The worst fire season in local history was fall of 2001--in a five week period more than a 1,000 fires burned 10,000 acres. This year, conditions are similar if not worse.
"At this point in time of the year, we're actually drier than we were in 2001, so from the forestry perspective and from the wildfire perspective, looking ahead we are very concerned at this point," said John Miller of the Department of Forestry.
Some call it a drought while others say we are recovering from several very dry years. But either way conditions are ripe for fires.
"Certainly the drought adds to the situation by making more fuel available to burn which again increases the overall intensity of the fire and just makes it more difficult to control," Miller said.
The lack of moisture in the soil shows that we are about 4.5 to 6.5 inches under normal rainfall.
The fall fire season starts in three weeks and could be extremely violent.

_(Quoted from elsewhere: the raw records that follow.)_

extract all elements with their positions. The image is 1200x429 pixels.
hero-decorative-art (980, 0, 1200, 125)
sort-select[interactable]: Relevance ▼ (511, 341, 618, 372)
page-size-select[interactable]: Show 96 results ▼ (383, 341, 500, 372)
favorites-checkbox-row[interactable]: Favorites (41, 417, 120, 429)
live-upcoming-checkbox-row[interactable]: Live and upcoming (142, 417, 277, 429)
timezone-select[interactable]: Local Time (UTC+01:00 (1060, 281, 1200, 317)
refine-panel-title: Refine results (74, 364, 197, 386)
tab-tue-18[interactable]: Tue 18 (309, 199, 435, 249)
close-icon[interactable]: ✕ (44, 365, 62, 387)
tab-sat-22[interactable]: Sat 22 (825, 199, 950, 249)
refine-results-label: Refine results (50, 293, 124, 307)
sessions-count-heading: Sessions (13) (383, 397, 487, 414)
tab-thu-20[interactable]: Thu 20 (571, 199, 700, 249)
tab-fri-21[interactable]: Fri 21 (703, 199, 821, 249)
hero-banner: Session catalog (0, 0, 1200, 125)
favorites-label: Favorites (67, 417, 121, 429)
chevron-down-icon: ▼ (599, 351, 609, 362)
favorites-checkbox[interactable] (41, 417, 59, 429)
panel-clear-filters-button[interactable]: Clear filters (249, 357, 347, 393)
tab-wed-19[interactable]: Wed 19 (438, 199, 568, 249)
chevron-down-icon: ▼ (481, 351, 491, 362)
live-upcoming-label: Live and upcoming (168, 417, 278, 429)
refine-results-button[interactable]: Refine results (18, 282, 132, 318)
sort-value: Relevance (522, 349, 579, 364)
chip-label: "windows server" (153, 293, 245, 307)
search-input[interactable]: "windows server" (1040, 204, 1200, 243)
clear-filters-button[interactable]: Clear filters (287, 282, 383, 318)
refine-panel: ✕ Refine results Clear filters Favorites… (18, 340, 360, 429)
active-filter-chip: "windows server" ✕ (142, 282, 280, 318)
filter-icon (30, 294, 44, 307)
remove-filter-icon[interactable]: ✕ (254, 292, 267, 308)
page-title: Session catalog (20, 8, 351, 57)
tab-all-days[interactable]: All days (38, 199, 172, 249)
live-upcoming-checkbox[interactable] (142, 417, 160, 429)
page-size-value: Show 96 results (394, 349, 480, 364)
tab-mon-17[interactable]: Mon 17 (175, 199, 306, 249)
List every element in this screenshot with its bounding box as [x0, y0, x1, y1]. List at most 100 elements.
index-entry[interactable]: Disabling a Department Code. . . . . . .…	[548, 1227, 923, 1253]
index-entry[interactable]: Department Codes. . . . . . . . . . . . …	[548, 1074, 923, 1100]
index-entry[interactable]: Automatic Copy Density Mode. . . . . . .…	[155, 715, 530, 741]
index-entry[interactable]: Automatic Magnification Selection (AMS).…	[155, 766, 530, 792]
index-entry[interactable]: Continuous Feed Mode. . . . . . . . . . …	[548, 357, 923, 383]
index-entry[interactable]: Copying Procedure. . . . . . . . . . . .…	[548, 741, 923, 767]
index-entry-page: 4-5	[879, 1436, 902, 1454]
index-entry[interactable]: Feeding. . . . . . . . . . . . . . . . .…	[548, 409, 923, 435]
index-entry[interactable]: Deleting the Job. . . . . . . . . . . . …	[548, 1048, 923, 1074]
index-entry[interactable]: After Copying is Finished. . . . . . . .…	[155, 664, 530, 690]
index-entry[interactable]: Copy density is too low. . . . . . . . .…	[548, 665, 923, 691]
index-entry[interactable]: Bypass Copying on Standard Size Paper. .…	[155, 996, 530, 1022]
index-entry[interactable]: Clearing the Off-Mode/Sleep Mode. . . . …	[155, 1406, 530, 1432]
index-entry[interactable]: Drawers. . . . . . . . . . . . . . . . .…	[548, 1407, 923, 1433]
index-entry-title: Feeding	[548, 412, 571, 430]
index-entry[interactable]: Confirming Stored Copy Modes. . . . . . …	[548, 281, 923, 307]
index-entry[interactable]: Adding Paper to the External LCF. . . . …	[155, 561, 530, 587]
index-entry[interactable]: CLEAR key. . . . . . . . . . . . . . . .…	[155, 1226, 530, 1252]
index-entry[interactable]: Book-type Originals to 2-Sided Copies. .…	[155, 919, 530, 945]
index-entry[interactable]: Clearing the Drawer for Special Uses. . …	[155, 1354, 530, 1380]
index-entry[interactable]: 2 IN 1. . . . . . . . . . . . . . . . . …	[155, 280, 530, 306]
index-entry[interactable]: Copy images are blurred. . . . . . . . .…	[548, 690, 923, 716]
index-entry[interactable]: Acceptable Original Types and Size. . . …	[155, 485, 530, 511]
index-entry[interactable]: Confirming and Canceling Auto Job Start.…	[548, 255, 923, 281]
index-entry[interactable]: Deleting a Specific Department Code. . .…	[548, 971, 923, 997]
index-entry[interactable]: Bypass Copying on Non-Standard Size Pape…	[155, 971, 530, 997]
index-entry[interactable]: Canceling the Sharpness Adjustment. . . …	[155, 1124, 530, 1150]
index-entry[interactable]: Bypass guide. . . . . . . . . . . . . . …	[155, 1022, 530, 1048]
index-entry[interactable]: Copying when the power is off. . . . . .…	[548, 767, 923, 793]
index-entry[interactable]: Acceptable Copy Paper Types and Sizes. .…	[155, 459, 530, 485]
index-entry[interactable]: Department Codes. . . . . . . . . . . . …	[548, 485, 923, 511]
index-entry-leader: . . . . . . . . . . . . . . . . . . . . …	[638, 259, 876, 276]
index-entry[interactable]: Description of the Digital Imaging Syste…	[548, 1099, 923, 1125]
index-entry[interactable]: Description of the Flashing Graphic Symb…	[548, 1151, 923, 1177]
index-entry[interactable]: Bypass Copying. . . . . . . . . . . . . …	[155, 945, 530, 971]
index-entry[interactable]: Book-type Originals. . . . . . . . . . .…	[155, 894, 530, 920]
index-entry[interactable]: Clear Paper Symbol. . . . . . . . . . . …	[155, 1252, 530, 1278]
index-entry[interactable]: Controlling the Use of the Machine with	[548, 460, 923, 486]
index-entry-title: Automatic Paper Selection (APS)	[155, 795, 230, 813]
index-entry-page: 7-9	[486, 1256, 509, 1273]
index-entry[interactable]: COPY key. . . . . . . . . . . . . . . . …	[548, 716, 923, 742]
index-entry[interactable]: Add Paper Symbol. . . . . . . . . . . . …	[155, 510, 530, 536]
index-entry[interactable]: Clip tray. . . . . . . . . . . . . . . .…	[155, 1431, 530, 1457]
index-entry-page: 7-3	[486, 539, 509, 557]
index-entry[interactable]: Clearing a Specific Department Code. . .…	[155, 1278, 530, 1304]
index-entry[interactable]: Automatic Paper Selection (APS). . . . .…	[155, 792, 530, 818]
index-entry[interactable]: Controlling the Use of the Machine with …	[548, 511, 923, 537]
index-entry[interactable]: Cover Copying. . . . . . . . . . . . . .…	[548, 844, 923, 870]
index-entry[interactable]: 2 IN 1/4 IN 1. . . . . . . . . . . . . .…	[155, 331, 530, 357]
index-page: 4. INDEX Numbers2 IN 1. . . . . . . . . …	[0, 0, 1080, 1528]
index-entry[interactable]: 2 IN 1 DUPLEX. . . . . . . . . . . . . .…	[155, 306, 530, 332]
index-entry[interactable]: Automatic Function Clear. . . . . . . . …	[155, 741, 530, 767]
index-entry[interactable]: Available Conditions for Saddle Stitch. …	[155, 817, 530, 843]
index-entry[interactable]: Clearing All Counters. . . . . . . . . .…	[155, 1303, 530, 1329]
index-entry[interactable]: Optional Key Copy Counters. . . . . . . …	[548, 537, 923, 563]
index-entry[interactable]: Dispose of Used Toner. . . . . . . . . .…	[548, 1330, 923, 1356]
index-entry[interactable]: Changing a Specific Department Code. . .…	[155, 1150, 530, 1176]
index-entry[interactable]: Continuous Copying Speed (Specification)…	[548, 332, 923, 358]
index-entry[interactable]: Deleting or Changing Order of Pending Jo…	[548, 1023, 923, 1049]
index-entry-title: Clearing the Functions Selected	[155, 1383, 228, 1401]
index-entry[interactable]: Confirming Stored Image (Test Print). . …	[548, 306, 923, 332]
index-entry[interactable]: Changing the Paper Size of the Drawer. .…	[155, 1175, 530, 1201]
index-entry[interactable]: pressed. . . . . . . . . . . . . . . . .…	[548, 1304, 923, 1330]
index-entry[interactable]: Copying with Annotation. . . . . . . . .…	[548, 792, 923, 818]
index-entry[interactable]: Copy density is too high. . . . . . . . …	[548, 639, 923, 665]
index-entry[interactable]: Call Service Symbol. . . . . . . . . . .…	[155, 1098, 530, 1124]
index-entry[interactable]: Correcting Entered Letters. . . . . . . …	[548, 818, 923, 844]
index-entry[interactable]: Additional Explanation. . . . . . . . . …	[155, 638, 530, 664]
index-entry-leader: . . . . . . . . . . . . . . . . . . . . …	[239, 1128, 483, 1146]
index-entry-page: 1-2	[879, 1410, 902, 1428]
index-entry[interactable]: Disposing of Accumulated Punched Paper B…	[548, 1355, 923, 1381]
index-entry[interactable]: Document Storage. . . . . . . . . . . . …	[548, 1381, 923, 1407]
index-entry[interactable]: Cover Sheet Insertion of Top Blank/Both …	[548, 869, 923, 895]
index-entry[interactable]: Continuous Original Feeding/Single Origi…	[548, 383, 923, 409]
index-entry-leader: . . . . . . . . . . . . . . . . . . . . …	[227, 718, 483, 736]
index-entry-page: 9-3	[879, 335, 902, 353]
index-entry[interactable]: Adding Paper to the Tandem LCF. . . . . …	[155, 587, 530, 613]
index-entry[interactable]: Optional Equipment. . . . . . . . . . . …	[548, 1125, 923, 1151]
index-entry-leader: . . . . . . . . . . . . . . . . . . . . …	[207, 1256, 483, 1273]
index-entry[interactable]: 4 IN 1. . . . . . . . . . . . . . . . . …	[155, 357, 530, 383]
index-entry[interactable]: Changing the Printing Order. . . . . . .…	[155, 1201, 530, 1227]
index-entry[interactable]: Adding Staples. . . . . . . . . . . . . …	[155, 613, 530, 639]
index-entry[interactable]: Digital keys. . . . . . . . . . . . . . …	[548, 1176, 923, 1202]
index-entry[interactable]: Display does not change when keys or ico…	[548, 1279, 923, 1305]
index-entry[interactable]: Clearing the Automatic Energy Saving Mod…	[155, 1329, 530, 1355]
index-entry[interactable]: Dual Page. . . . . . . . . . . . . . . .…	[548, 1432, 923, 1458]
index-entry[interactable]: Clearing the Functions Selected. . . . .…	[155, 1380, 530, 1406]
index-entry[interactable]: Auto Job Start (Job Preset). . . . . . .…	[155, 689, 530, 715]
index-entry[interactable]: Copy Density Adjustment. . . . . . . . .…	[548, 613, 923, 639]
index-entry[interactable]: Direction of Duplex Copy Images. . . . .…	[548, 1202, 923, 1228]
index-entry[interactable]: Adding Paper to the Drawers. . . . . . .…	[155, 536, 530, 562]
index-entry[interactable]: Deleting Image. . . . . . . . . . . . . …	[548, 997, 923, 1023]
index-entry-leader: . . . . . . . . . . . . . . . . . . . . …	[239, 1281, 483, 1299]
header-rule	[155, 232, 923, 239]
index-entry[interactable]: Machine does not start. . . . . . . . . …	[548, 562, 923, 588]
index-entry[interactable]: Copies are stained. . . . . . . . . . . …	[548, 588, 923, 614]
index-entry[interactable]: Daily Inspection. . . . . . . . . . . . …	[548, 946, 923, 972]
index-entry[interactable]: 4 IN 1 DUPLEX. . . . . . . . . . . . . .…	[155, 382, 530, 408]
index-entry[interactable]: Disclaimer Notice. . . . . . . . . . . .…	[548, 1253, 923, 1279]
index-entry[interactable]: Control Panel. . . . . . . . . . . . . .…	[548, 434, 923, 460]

"The tropical moisture that has impacted the East coast and the Gulf states has not made it's way into Virginia. So assuming that pattern holds true, things are looking not so good going into the fall," said Miller.
Debris burning is the leading cause of fires in Virginia.
"It's a concern for us because any fire that escapes burns more readily and spreads quicker than fires do when conditions are more moist," said James Barber, Plan Reviewer for Albemarle County Fire Rescue.
We've had many humid days this year, which give hope that moisture will actually seep in before the fall fire season which starts October 15th.